Le peintre prend prétexte d’une fête paysanne pour représenter des corps en mouvement. Des groupes de villageois sont disposés en cercle dans des attitudes variées. Des couples de danseurs forment une farandole qui s’étire selon une ligne sinueuse. La position des bras et jambes suggère la décomposition d’un même mouvement.  Aux jeux de courbes, le peintre associe des touches de couleur rouge qui rythment la scène tout comme les coups de pinceau rapides. À la sensation de tourbillon s’oppose le calme du paysage. 

 

Exposé au Louvre dès 1793, le tableau qui a appartenu à la collection de Lebrun était l’un des chefs-d’œuvre de la collection de Louis XIV rivalisant avec celle des rois d’Espagne qui depuis Philippe IV possédaient l’un des ensembles les plus importants de Rubens ont la célèbre Ronde paysanne proche de la Kermesse du Louvre. Le tableau a d’ailleurs été présenté au Louvre en 1849 à côté de l’Ile de Cythère de Watteau qu’il avait inspiré.

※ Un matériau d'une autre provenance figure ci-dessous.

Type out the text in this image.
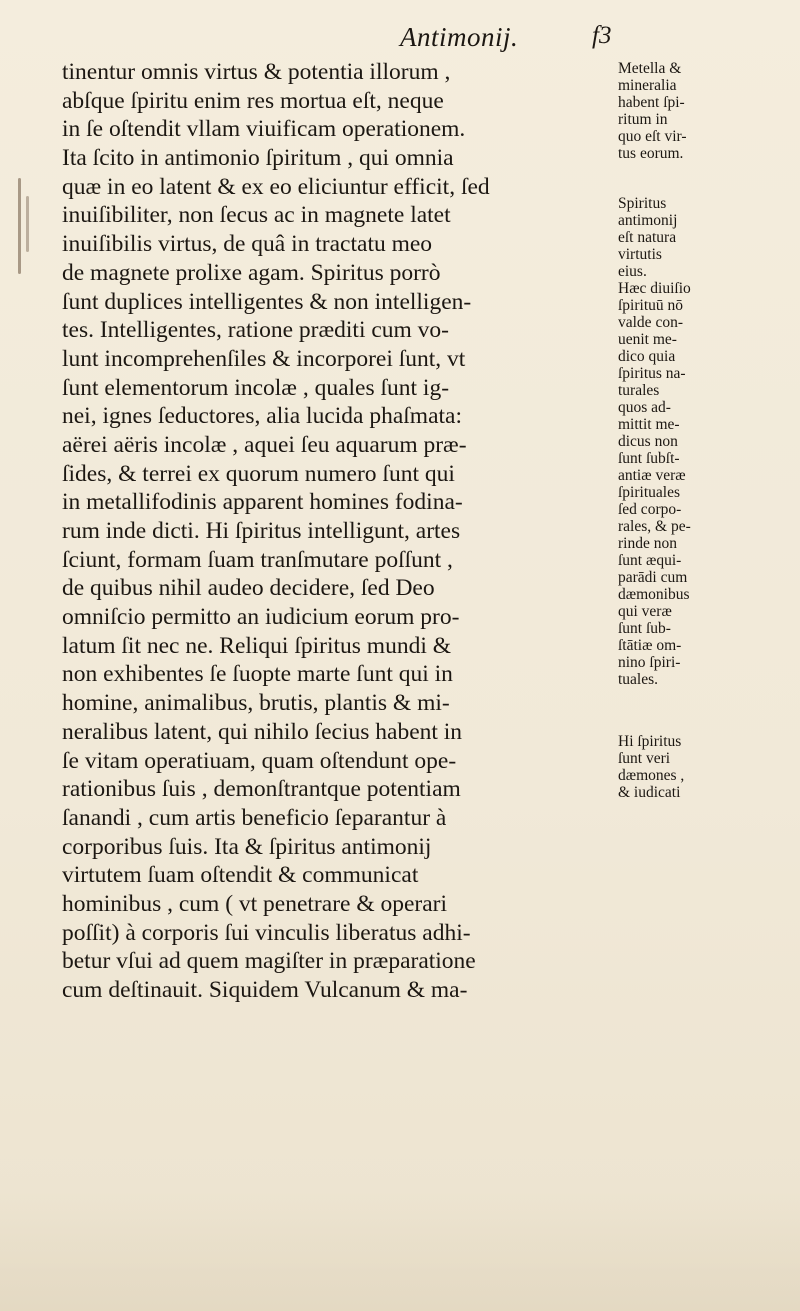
Antimonij.	f3
tinentur omnis virtus & potentia illorum ,
abſque ſpiritu enim res mortua eſt, neque
in ſe oſtendit vllam viuificam operationem.
Ita ſcito in antimonio ſpiritum , qui omnia
quæ in eo latent & ex eo eliciuntur efficit, ſed
inuiſibiliter, non ſecus ac in magnete latet
inuiſibilis virtus, de quâ in tractatu meo
de magnete prolixe agam. Spiritus porrò
ſunt duplices intelligentes & non intelligen-
tes. Intelligentes, ratione præditi cum vo-
lunt incomprehenſiles & incorporei ſunt, vt
ſunt elementorum incolæ , quales ſunt ig-
nei, ignes ſeductores, alia lucida phaſmata:
aërei aëris incolæ , aquei ſeu aquarum præ-
ſides, & terrei ex quorum numero ſunt qui
in metallifodinis apparent homines fodina-
rum inde dicti. Hi ſpiritus intelligunt, artes
ſciunt, formam ſuam tranſmutare poſſunt ,
de quibus nihil audeo decidere, ſed Deo
omniſcio permitto an iudicium eorum pro-
latum ſit nec ne. Reliqui ſpiritus mundi &
non exhibentes ſe ſuopte marte ſunt qui in
homine, animalibus, brutis, plantis & mi-
neralibus latent, qui nihilo ſecius habent in
ſe vitam operatiuam, quam oſtendunt ope-
rationibus ſuis , demonſtrantque potentiam
ſanandi , cum artis beneficio ſeparantur à
corporibus ſuis. Ita & ſpiritus antimonij
virtutem ſuam oſtendit & communicat
hominibus , cum ( vt penetrare & operari
poſſit) à corporis ſui vinculis liberatus adhi-
betur vſui ad quem magiſter in præparatione
cum deſtinauit. Siquidem Vulcanum & ma-
Metella &
mineralia
habent ſpi-
ritum in
quo eſt vir-
tus eorum.
Spiritus
antimonij
eſt natura
virtutis
eius.
Hæc diuiſio
ſpirituū nō
valde con-
uenit me-
dico quia
ſpiritus na-
turales
quos ad-
mittit me-
dicus non
ſunt ſubſt-
antiæ veræ
ſpirituales
ſed corpo-
rales, & pe-
rinde non
ſunt æqui-
parādi cum
dæmonibus
qui veræ
ſunt ſub-
ſtātiæ om-
nino ſpiri-
tuales.
Hi ſpiritus
ſunt veri
dæmones ,
& iudicati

Héritier de la tradition moralisante des noces villageoises flamandes inventées par Pieter Brueghel l’Ancien au 16e siècle, Rubens renouvelle ici ce genre en intégrant le motif dans un vaste paysage italianisant. La présence du groin du cochon au 1er plan à droite, symbole de la gourmandise, surmonté à l’arrière-plan en haut par la silhouette de l’église symbolise cette synthèse entre les deux traditions. À l’apogée de son art, à la fin de sa carrière, Rubens compose avec virtuosité ce tumulte organisé dépassant les catégories artificielles d’art baroque et classique : le goût pour les détails grivois, l’abondance des corps débraillés, l’excès des positions des couples s’adonnant à la débauche - nouvelle bacchanale - s’ordonne pour autant dans un vaste paysage classique selon une ligne de fuite en diagonale aboutissant à l’église.